Posted by D F Stuckey  on  Wed Apr 22, 2009  at  08:01 PM
I have seen enough of the behavior of young US military personnel to know that this story is not in the least implausible. Whether this specific event took place or not is, I suppose, a legitimate topic of debate, but the urbane sophistication so conspicuously displayed by those who would ridicule these sentiments serves the principal function, I believe, of blurring the sharp and unflattering distinction they must perceive as clearly as the rest of us, between such soldiers and themselves.

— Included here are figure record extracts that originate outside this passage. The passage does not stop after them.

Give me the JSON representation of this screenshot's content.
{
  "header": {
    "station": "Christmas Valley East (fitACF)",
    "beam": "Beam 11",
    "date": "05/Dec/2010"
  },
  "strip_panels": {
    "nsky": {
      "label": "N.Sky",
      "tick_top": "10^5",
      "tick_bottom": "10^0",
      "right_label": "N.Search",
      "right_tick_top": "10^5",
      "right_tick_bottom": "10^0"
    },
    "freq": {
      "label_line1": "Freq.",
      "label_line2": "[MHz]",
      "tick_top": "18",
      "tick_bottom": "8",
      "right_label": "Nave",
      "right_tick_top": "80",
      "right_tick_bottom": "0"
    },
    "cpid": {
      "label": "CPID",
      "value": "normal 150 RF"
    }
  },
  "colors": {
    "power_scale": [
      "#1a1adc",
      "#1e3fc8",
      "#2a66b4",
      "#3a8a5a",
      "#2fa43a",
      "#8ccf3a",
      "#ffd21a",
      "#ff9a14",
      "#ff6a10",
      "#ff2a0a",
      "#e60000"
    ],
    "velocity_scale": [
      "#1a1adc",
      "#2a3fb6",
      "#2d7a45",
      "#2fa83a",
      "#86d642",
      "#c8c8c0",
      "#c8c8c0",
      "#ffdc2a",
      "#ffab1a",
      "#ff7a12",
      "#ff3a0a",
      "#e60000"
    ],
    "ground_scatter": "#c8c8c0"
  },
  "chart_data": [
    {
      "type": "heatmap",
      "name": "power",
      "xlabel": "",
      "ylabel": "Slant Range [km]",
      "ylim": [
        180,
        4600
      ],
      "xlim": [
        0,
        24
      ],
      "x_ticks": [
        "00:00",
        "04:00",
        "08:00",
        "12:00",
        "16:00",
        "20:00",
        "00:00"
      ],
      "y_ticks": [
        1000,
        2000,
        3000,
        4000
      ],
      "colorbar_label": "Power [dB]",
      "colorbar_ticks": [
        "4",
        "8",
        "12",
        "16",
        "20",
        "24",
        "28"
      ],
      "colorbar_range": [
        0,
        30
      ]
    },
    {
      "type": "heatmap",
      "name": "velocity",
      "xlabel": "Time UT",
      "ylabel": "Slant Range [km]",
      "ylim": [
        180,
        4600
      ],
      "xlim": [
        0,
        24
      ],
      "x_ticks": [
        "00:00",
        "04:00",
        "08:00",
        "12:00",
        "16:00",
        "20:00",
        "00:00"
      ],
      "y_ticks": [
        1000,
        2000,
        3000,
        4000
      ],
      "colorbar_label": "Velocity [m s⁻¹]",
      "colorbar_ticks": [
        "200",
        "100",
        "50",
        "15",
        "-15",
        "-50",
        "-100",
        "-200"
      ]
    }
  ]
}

Posted by Dick DeLoach  on  Sun May 03, 2009  at  03:34 PM
I'm on the UK & have just been invited to join a face book group in support of our troops, (which I wholeheartedly do) the story is almost word for word except that it apparently happened in an airport in London with returning UK based soldiers.

Unfortunately, it would seem to be a hoax, or at the very least a 'chinese whispered' story.

I applaud the sentiment & support though.
Posted by Mandy  on  Fri May 22, 2009  at  04:53 AM
I know this is old but I'm answering anyway seeing as I have not noticed anyone mentioning what I know as an Atlanta resident. There is a USO chapter stationed IN the Hartsfield-Jackson (Atlanta international) airport. I am at the HJ airport at least once every three months or so as I travel often for work. I have stood up for returning service members often. There have been times when I could not see them walking in, but could hear the crowd applauding their arrival. When this happens, people generally stop what they are doing and show respect by clapping. It's a habit at this airport and one that we feel is very important. This is highly likely to be true. HIGHLY likely.
Posted by atlresident  on  Fri Mar 12, 2010  at  06:11 AM
What a goggle story. I think the story sounds a bit enhanced to me. And also this story is may change on our society. So put that in your generalization and smoke it. Thanks!
Posted by Fred Nathan  on  Sat Mar 19, 2011  at  06:27 AM
There is no way this happened in Melbourne, Australia.